India, the world’s third largest crude oil consumer, accounted for more than one-third of Russia’s cumulative crude oil exports in the first half of the current calendar year.

Besides, India coupled with China and Turkey bought more than 90 per cent of the crude oil shipped out of the erstwhile Soviet Union during January-June 2024.

According to the Energy Comment series by the Oxford Institute for Energy Studies (OIES), Russian crude exports to China, India, and Turkey accounted for 93 per cent of the total in H1 2024 Calendar Year (CY).

India and China accounted for the lion’s share at 48 per cent and 34 per cent, respectively, the commentary, by Bassam Fattouh and Andreas Economou, added.
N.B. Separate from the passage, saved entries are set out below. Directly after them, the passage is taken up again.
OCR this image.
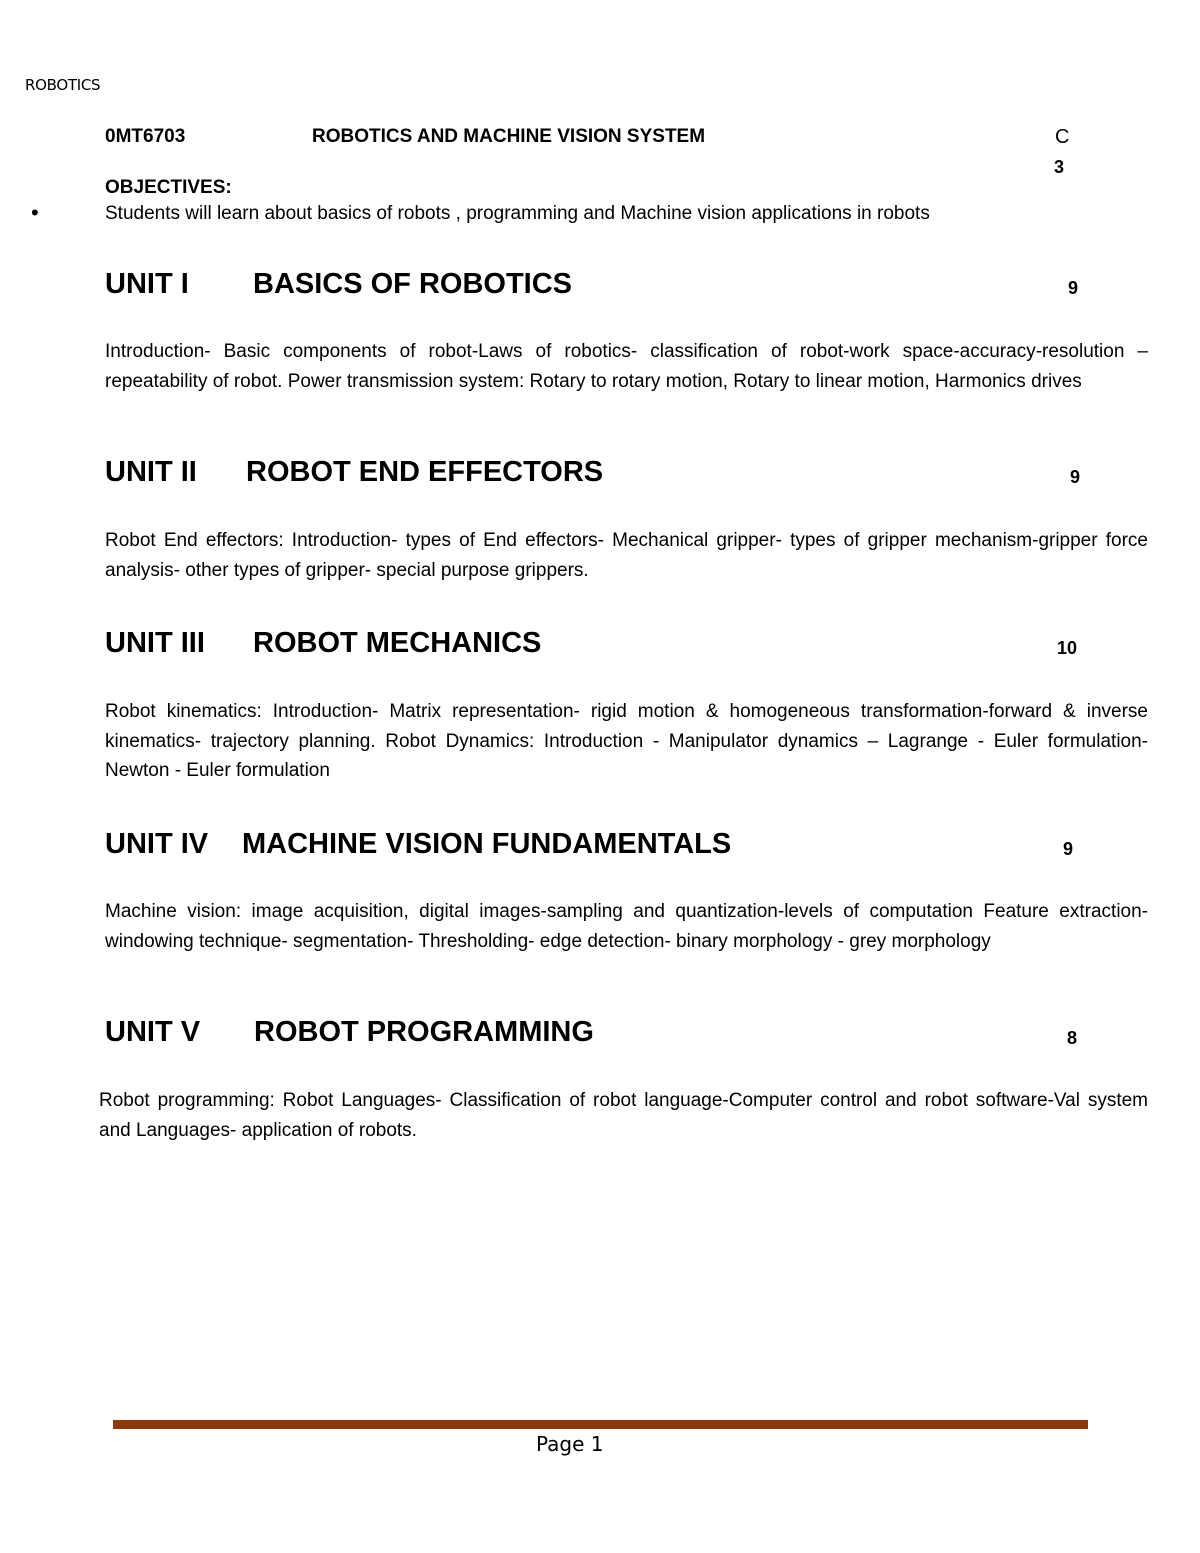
ROBOTICS
0MT6703	ROBOTICS AND MACHINE VISION SYSTEM	C
3
OBJECTIVES:
•	Students will learn about basics of robots , programming and Machine vision applications in robots
UNIT I BASICS OF ROBOTICS	9
Introduction- Basic components of robot-Laws of robotics- classification of robot-work space-accuracy-resolution –repeatability of robot. Power transmission system: Rotary to rotary motion, Rotary to linear motion, Harmonics drives
UNIT II ROBOT END EFFECTORS	9
Robot End effectors: Introduction- types of End effectors- Mechanical gripper- types of gripper mechanism-gripper force analysis- other types of gripper- special purpose grippers.
UNIT III ROBOT MECHANICS	10
Robot kinematics: Introduction- Matrix representation- rigid motion & homogeneous transformation-forward & inverse kinematics- trajectory planning. Robot Dynamics: Introduction - Manipulator dynamics – Lagrange - Euler formulation- Newton - Euler formulation
UNIT IV MACHINE VISION FUNDAMENTALS	9
Machine vision: image acquisition, digital images-sampling and quantization-levels of computation Feature extraction-windowing technique- segmentation- Thresholding- edge detection- binary morphology - grey morphology
UNIT V ROBOT PROGRAMMING	8
Robot programming: Robot Languages- Classification of robot language-Computer control and robot software-Val system and Languages- application of robots.
Page 1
As per the data from energy intelligence firm Vortexa, India’s crude oil imports from Russia during H1 2024 averaged at around 1.6 million barrels per day (mb/d) compared to roughly 1.7 mb/d imported in the year-ago period.

Evolving trade dynamics

Particularly for India, the Energy Comment pointed out that the transformation has been “phenomenal”. Prior to the 2022 sanctions on Russian oil, India’s largest annual intake of Russian crude was 52,000 barrels per day (b/d) in 2017.

In 2023, India’s imports of Russian crude averaged nearly 1.8 mb/d accounting for nearly 40 per cent of the country’s total imports, while on a monthly basis they reached as high as 2.2 mb/d,” it added.

There are reports that India’s state-owned refineries are considering entering into long-term oil supply agreements with Russia. But this has not been without its challenges, the latest Energy Comment said. For instance, it said that “payment issues” have caused the diversion of some Russian cargoes away from India.

“Russia has recently announced that it has accumulated billions of rupees that it hasn’t yet found a use for. Also, the US and its allies have stepped up the enforcement of sanctions creating difficulties for buyers of Russian oil and idling many tankers used in the transport of Russian oil,” it added.

Oil price trends

After the price spike above $100 per barrel sparked by the Russia-Ukraine war, Brent has mostly traded in a relatively narrow range between $75 and $85 a barrel in last two years, defying uncertainty and shocks, the commentary pointed out.

It also highlighted some key trends currently shaping the oil market and their implications in terms of oil price behaviour, oil pricing, trade flows, and players’ responses.

“Despite the rise in uncertainty, geopolitical tensions and the various geopolitical shocks hitting the oil market, volatility in oil prices has been low and oil prices remain range bound, with the oil market exhibiting strong resiliency,” it said.

Though sanctions and geopolitical shocks did not result in large oil supply losses, they have transformed oil and products trade flows, reduced transparency, created more segmented markets, lengthened trade routes and supply chains, increased costs and logistical complexity and resulted in more constrained optimization for the various players.

The crude oil pricing system has already seen key structural transformations especially with the inclusion of WTI Midland into the Brent basket. As WTI increasingly sets the price of Brent, larger volumes of oil traded globally priced off Brent are now linked to trading activities and the various physical and financial layers around WTI.

This shift will only accelerate as US crude exports continue to break record levels. Also, the availability of higher volumes of spot barrels, increases in the Middle Eastern refining capacity and complexity, and the diversity of players are having important implications for crude pricing in the East of Suez.